Kaliningrad 2018 | Central SquareWhen you get back above ground, head to Kaiser Wilhelm Square (also known as Zamkovaya), which is now called Central SquareWhen you get back above ground, head to Kaiser Wilhelm Square (also known as Zamkovaya), which is now called Central Square
When you get back above ground, head to Kaiser Wilhelm Square (also known as Zamkovaya), which is now called Central Square. Look for the huge white and blue House of the Soviets (Dom Sovetov). There is a plaque on the rear wall of the castle ruins, which was set in 1904. On it is written Kant’s most famous quote: “Two things fill me with constantly increasing admiration and awe, the longer and more earnestly I reflect on them: the starry havens without and the moral law within.” To find the ruined wall with the plaque just head to Central Square via the Leninsky prospekt underpass.
There’s an archaeological site of the west side of the castle in Central Square. In the summer you can take a tour through some of the castle’s catacombs. Legend has it that you can still find old treasures here. Some say that this is where the Amber Room that disappeared from the Catherine Palace during the Second World War is hidden. The Amber Room was indeed in the castle from 1942 to 1945, but since then no one has yet been able to trace it.
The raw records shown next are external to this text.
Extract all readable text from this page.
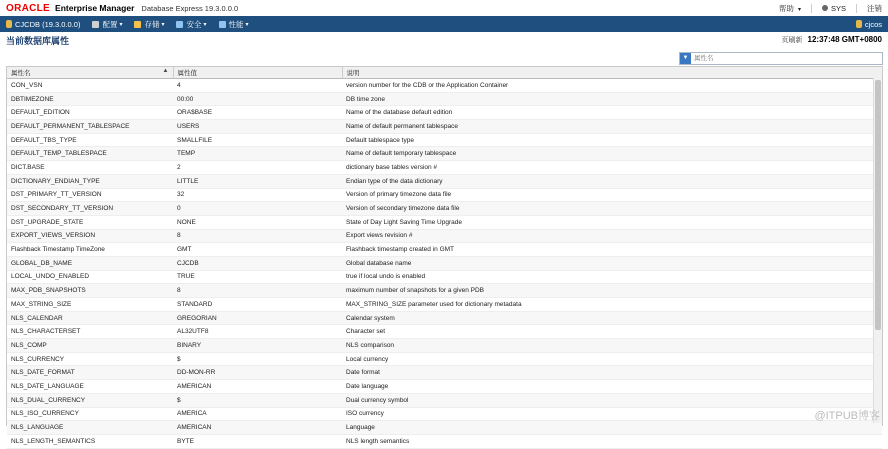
ORACLE Enterprise Manager Database Express 19.3.0.0.0	帮助 ▾	SYS	注销
CJCDB (19.3.0.0.0)	配置 ▾	存储 ▾	安全 ▾	性能 ▾	cjcos
当前数据库属性	页刷新 12:37:48 GMT+0800
▼
属性名
属性名 ▲	属性值	说明
CON_VSN	4	version number for the CDB or the Application Container
DBTIMEZONE	00:00	DB time zone
DEFAULT_EDITION	ORA$BASE	Name of the database default edition
DEFAULT_PERMANENT_TABLESPACE	USERS	Name of default permanent tablespace
DEFAULT_TBS_TYPE	SMALLFILE	Default tablespace type
DEFAULT_TEMP_TABLESPACE	TEMP	Name of default temporary tablespace
DICT.BASE	2	dictionary base tables version #
DICTIONARY_ENDIAN_TYPE	LITTLE	Endian type of the data dictionary
DST_PRIMARY_TT_VERSION	32	Version of primary timezone data file
DST_SECONDARY_TT_VERSION	0	Version of secondary timezone data file
DST_UPGRADE_STATE	NONE	State of Day Light Saving Time Upgrade
EXPORT_VIEWS_VERSION	8	Export views revision #
Flashback Timestamp TimeZone	GMT	Flashback timestamp created in GMT
GLOBAL_DB_NAME	CJCDB	Global database name
LOCAL_UNDO_ENABLED	TRUE	true if local undo is enabled
MAX_PDB_SNAPSHOTS	8	maximum number of snapshots for a given PDB
MAX_STRING_SIZE	STANDARD	MAX_STRING_SIZE parameter used for dictionary metadata
NLS_CALENDAR	GREGORIAN	Calendar system
NLS_CHARACTERSET	AL32UTF8	Character set
NLS_COMP	BINARY	NLS comparison
NLS_CURRENCY	$	Local currency
NLS_DATE_FORMAT	DD-MON-RR	Date format
NLS_DATE_LANGUAGE	AMERICAN	Date language
NLS_DUAL_CURRENCY	$	Dual currency symbol
NLS_ISO_CURRENCY	AMERICA	ISO currency
NLS_LANGUAGE	AMERICAN	Language
NLS_LENGTH_SEMANTICS	BYTE	NLS length semantics
@ITPUB博客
Since it was established in 1255 and until the beginning of World War II, the castle had been reconstructed a number of times, serving as a fortress, royal residence and a museum. A huge variety of architectural styles including gothic, baroque, rococo, classical and romantic have been reflected in the exterior and interior design of this magnificent building, which is 100 metres long and 67 metres wide. The castle’s tower rose 84.5 metres above the city. One of the castle’s ceremonial halls was named the Muscovite Hall, after the ambassadors of the Russian Tsar Vasily III met here with Duke Albrecht to discuss their joint military campaign against Poland. The Muscovite Hall was the biggest in Prussia at 1,500 square metres. It hosted the coronation of Prussian king and warrior Frederick I in 1701. Kaiser Wilhelm I chose the castle’s church for his coronation. At the beginning of World War II, Königsberg Castle accommodated the city and East Prussia administration, the state archives, ceremonial halls and museums.
The castle was severely damaged by the British bombing in 1944 and urban warfare in April 1945. In 1967 the ruins were deconstructed entirely. Today there are plans to reconstruct the castle and restore the pre-war downtown as part of the “Heart of the City” project.